Review: Octavia E. Butler: Kindred, Fledgling, Collected Stories

Octavia Butler has been on the top of my too read list for many years. I do not know why I hadn’t gotten round to reading her just yet, but I know that I couldn’t pass the opportunity when I saw this collection. I have only read the two novels so far, but they pack quite a punch. I have to take a break from it to think, but I look forward to reading the short stories and the essays to better understand Ms Butler.

Her writing style is uniquely her own, drawing you in intimately through the thought and emotional process of the protagonist. There is very little scenery description, and that sucked me right into the prose as I have aphantasia and therefore little patience for descriptions of things I have trouble visualising. The stories are very personal, exploring contradicting and difficult emotions, always making you face the power struggles of the world, advocating communication and making you horrifically aware of the barbaric injustices of the past and of today just because of a person’s skin colour.
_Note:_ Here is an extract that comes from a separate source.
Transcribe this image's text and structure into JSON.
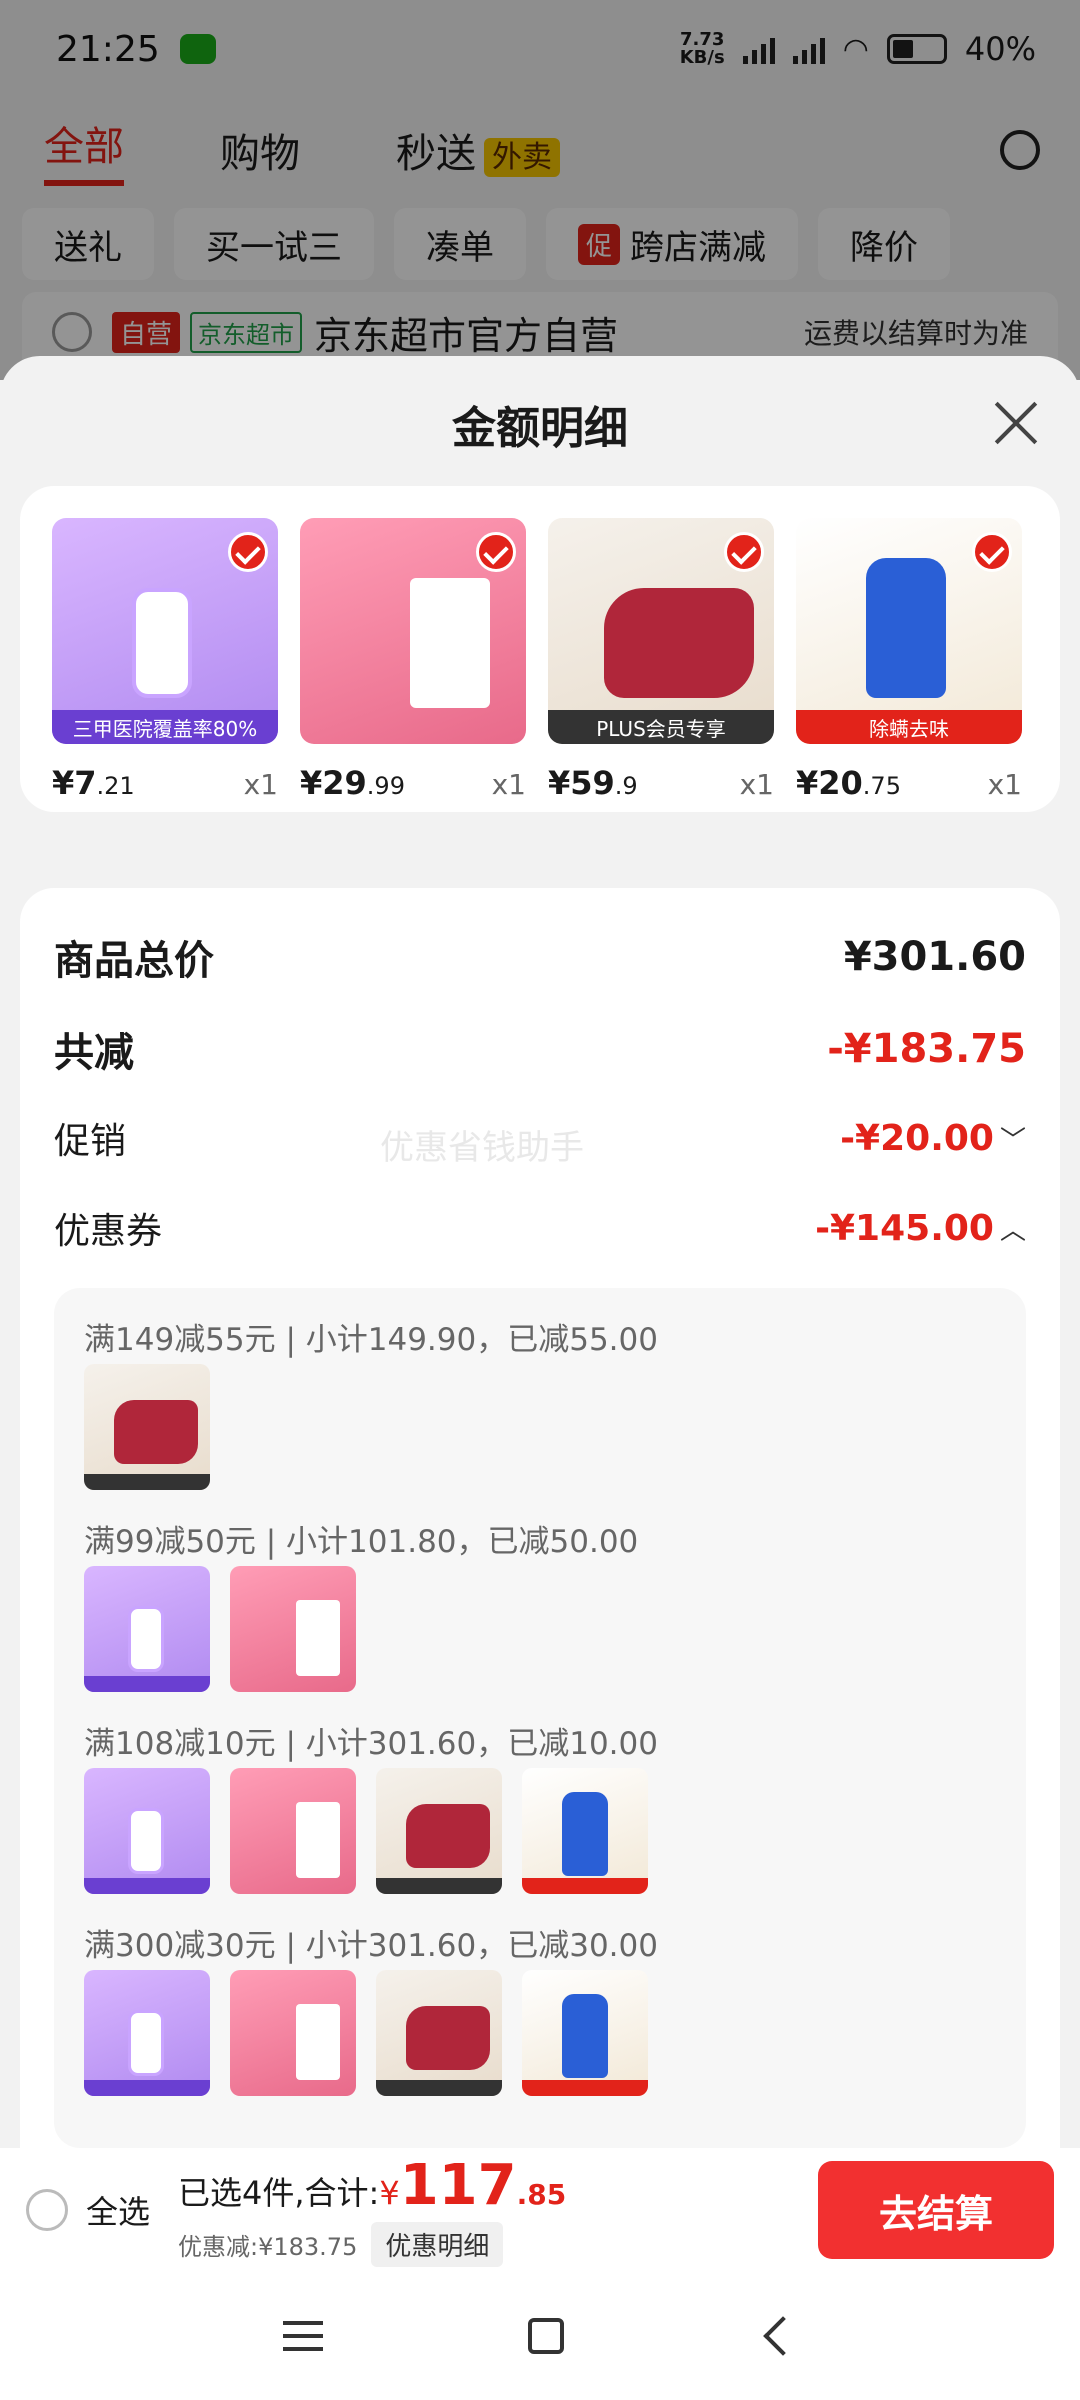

I could not put down her books, and even though the pace was deceptively gentile, the tension was there to keep you wanting to know how it all ends. In both Kindred and Fledgling the hero is a black woman, and her life being threatened arises directly from that. While Kindred is a time travel book (can you imagine the horror of being a modern dark skinned woman transported back to the slave period in America?), Fledgling is about the first darked skinned vampire thanks to genetic modification integrating human genes into her vampire none-human body.
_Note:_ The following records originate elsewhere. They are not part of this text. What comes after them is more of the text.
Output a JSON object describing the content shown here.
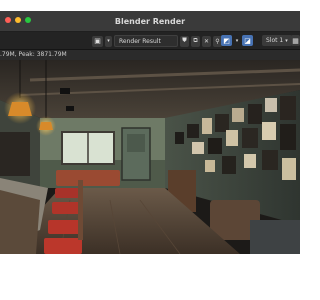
{
  "window": {
    "title": "Blender Render"
  },
  "toolbar": {
    "image_selector": "Render Result",
    "slot": "Slot 1"
  },
  "info_bar": {
    "text": ".79M, Peak: 3871.79M"
  },
  "colors": {
    "accent": "#4772b3",
    "window_bg": "#2b2b2b",
    "toolbar_bg": "#232323",
    "lamp_glow": "#f0b53f"
  },
  "icons": [
    "image-icon",
    "browse-image-icon",
    "fake-user-icon",
    "new-image-icon",
    "unlink-icon",
    "pin-icon",
    "view-icon",
    "display-channels-icon",
    "chevron-down-icon",
    "checkerboard-icon"
  ]
}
Both books deserve a lot of analysis and debate, but while Kindred was just plain amazing, I had a lot more trouble with Fledgling. I can understand that Ms Butler wanted the most symbolically powerless form of person imaginable as a hero: a black female child with amnesia. And obviously she wanted to turn all the world’s prejudices on their head, giving that child power. Including sexual power. And that’s where I could not sit happily reading that book.

I know it is metaphorical, I know Shori, the vampire child, is not meant to be human at all, but an alien creature who has a different biology/needs/culture (which by the way is amazingly well created and believable), I know she is actually over 50 years old, but only a child in her species too, looking like a 10 year old human. And sexualising a child is monstrous (obviously, why do I have to state that out?). That is the reason I do not know how to feel in general about Fledgling. So much of it is important in the xenophobia fighting front, the pansexual community also claims the book as important to them, but at the same time Fledgling builds and integrates in its storyline, and as a positive at that, something I am horrified with. Paedophilia is a horrendous crime still very much in existence, and not enough is done to fight it effectively. I am now the bearer of a terrible dilemma that right now I do not know how to deal with, and even after finishing the novel, and its powerful ending words, I cannot say if it was good or not.
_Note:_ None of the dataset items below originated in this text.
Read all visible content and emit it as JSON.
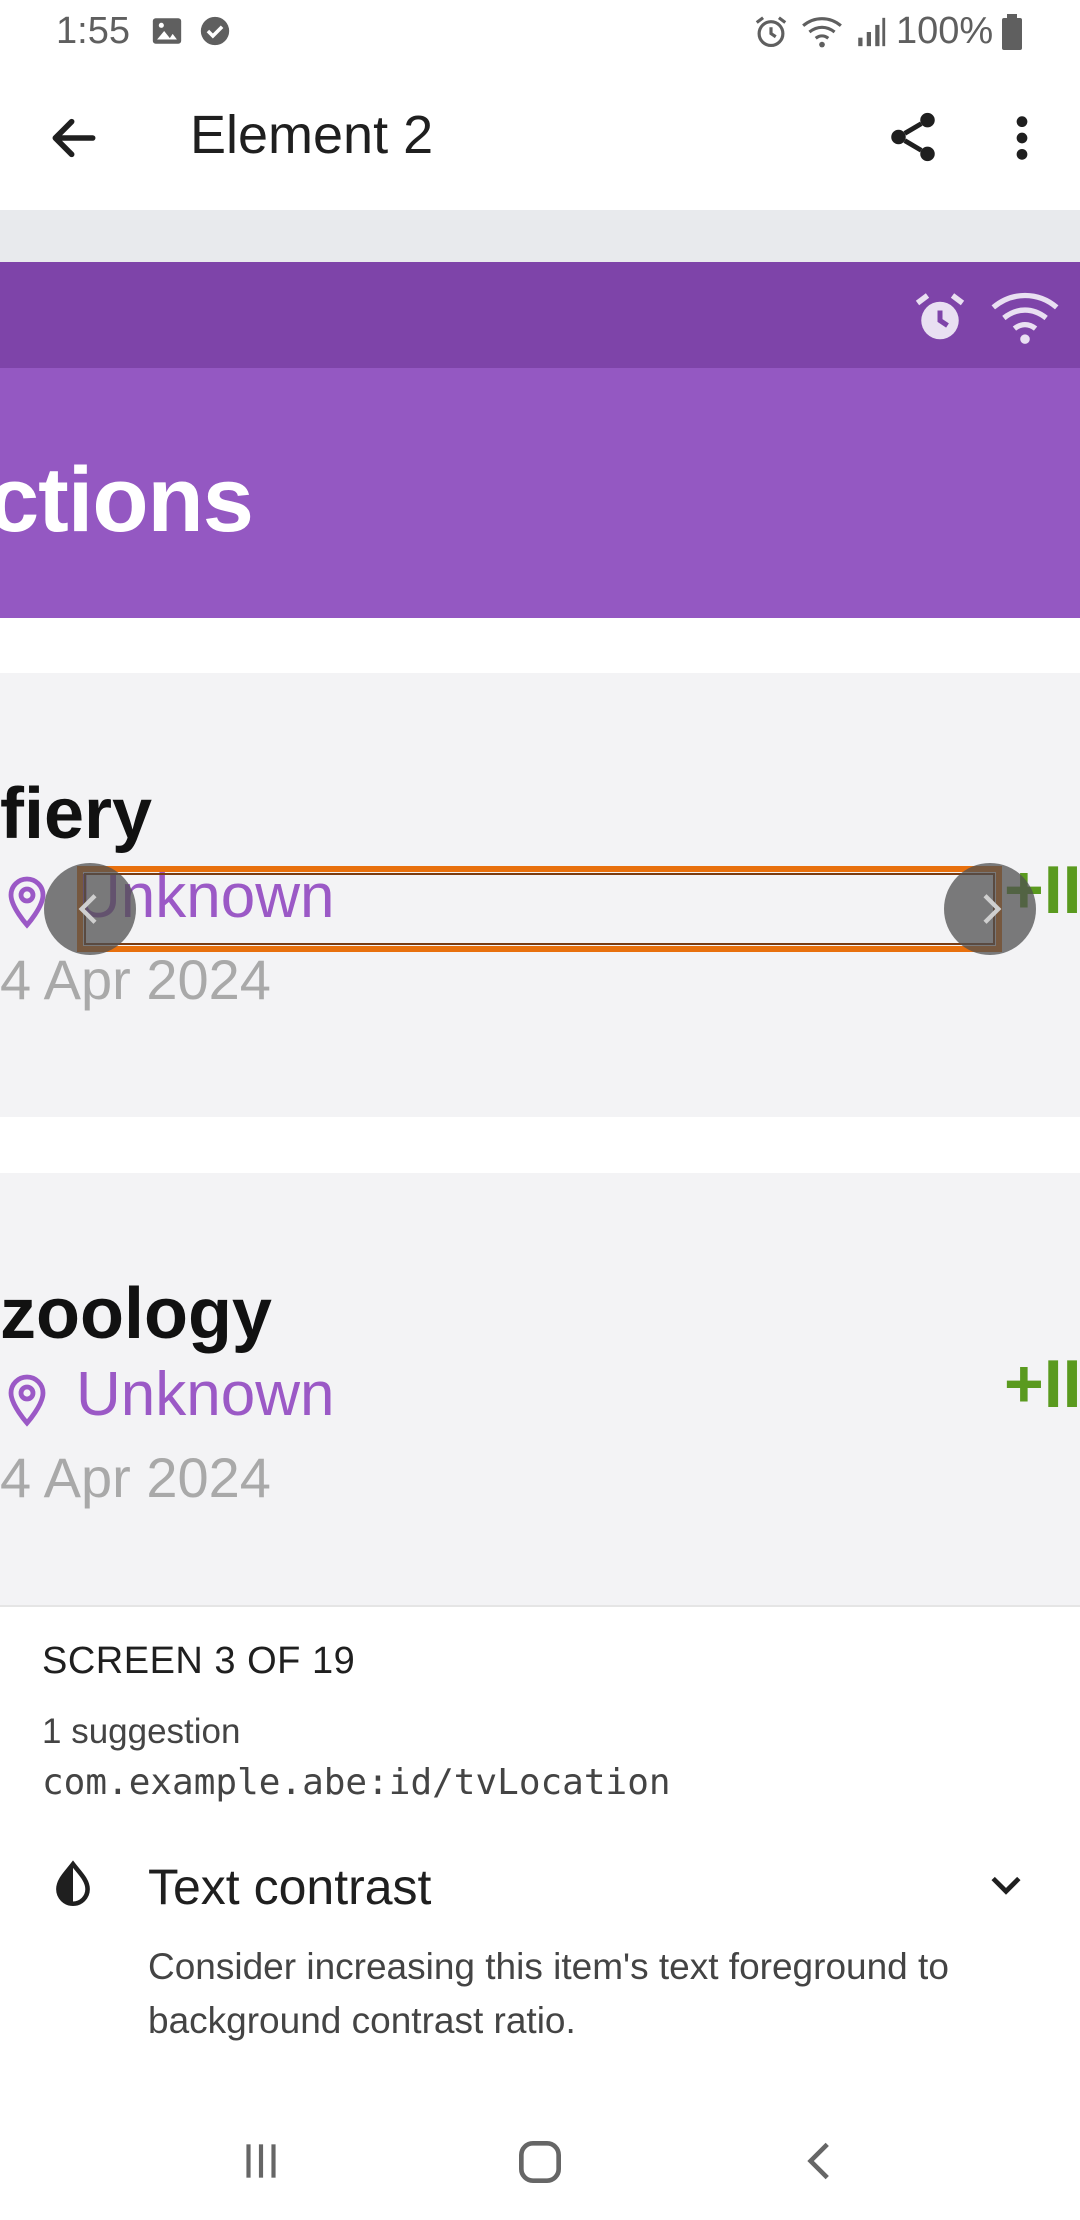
{
  "status_bar": {
    "time": "1:55",
    "battery": "100%"
  },
  "app_bar": {
    "title": "Element 2"
  },
  "screenshot": {
    "header_title": "ctions",
    "cards": [
      {
        "title": "fiery",
        "location": "Unknown",
        "date": "4 Apr 2024",
        "action": "+II"
      },
      {
        "title": "zoology",
        "location": "Unknown",
        "date": "4 Apr 2024",
        "action": "+II"
      }
    ]
  },
  "sheet": {
    "screen_count": "SCREEN 3 OF 19",
    "suggestion_count": "1 suggestion",
    "element_id": "com.example.abe:id/tvLocation",
    "issue_title": "Text contrast",
    "issue_description": "Consider increasing this item's text foreground to background contrast ratio."
  },
  "colors": {
    "accent_purple": "#9458c2",
    "highlight_orange": "#e8700d",
    "plus_green": "#5a9a1f"
  }
}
It aims, I’m sure, at making readers uncomfortable but I can’t help but think if could have been achieved that in a little less shocking way. One that wouldn’t further hurt people that have been powerless victims too. I don’t want to end the review that way. Because Kindred was excellent on all levels, and held some essential messages, but I feel a little sucker punched, and I think there should be a fair warning to any reader. I will keep reading the stories, but I do think I might need a little pondering before I can go on. I’ll write a review of those.

In any case I recommend Kindred very highly, especially to Americans who need to face and accept their history so they can learn and become advocates of all human’s freedom, and not keep perpetuating that slave culture through the refusal to all-heartedly accept that Black Lives Matter and the use of foreign sweatshops. Whatever shore those practices continue on devalues all of our humanity. Ms Butler’s books looked at hard topics and in every single case she knew and showed coming to a decision about what to do was difficult and not unanimous, but the conversation had to be kept open.